At the heart of the game are the crimes and subsequent investigations. These are well thought-out and offer good variety to hold your interest. Once you get a new case, a book is opened where you can record the information you have gathered as you progress the investigation. As you uncover more clues and locations to investigate, these are also automatically noted in your book.
Despite L.A. City being an open world - with the ability to go anywhere, the core investigations are very much linear and at specific locations. The extensive city map is not wasted though, because, as you proceed to each location, you have the option to respond to radio calls to one of 40 side investigations. All of these events are scripted affairs, but are interesting diversions from the main investigation.
Once at a crime scene you have to search for clues, and interview suspects and witnesses to solve the case, or to discover the next location to further the investigation. Clues are found by carefully listening to the theme music. Get close to one and you hear a chime that indicates you are near a potential clue. This is very much in the style of film noir, where the music becomes more strident when something important is found.
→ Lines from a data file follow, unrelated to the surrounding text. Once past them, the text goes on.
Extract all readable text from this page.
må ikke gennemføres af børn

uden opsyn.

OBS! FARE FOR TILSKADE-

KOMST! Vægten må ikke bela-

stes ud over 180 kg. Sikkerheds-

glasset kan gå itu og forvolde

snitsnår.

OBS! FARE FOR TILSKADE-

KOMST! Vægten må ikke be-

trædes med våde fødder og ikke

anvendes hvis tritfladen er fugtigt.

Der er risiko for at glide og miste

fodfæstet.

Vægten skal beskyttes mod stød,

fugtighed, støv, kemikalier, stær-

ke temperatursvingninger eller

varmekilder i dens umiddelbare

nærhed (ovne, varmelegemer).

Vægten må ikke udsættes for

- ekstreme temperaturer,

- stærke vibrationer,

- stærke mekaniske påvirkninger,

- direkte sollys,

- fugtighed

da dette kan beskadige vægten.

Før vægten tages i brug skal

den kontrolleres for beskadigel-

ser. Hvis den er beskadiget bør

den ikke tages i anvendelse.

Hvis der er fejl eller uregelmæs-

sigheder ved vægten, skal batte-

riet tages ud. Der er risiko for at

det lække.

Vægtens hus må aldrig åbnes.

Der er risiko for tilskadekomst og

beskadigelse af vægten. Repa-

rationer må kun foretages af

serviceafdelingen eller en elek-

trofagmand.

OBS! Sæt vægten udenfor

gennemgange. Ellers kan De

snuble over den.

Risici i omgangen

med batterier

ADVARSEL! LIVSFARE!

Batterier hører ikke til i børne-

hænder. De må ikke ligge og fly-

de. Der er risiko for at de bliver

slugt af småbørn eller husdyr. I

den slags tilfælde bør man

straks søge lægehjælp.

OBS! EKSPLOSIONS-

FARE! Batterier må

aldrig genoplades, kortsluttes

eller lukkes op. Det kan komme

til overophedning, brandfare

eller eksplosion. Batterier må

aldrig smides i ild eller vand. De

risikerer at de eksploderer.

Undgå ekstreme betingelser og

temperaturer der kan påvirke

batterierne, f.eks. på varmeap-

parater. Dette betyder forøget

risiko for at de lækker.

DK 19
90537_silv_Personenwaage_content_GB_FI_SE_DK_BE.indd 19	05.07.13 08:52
You can pick up each item and turn and twist it to view any important information, such as serial numbers on guns, or maker’s marks etc. Once you have found all the clues the theme music stops. There are a lot of bogus clues that you have to pick up, and although realistic, after a while you are left feeling that their inclusion - other than for a bit of colour, was a rather pointless.
People interaction is where the game really shines. Using motion capture from multiple angles, the faces of game characters have detailed animations. Just as well, since facial expressions and speech help you to determine whether they are telling the truth, or if there is some doubt in what they are saying… or even if they are telling porkies. By choosing one of these options, you either unlock another lead or receive an adverse reaction. Worst case scenario is they can clam up altogether. Thankfully, you don't need all the clues to solve a crime. What it does mean though, is that you have to listen very carefully and concentrate on facial expressions. In your average crowded Kiwi family lounge, the slightest distraction can mean the loss of a critical piece of information. Consequently, we are surprised that this game has not made it to the PC, where a solo experience is more conducive to the style of play.
The crimes themselves are many and varied, and do require a bit of thought around some of the motives and possible suspects. There is an intuition points system that awards points for successfully solving a crime, and these can be spent on showing the location of evidence should you become stuck.
The action aspects of the game involve punch-ups and shoot-outs in the best tradition of film noir. Button mashing, punching and grappling (the head butt sequence is superb) are a lot of fun, while the shoot-outs are also well designed. Nothing like taking down a bunch of bank robbers with the shotty. They are usually short and sweet, and too few for our liking, though.
L.A.Noire has a lot of potential - particularly as there’s a fair amount of innovation surrounding the crime solving aspects and the use of facial expressions. The concept is good and the combination of play styles almost works; however the driving and chase aspects of the game really let it down. When you strip away this and the action elements of the game, it is basically a puzzle solver. It is a good game, but we believe it is not great as the hype would have you believe.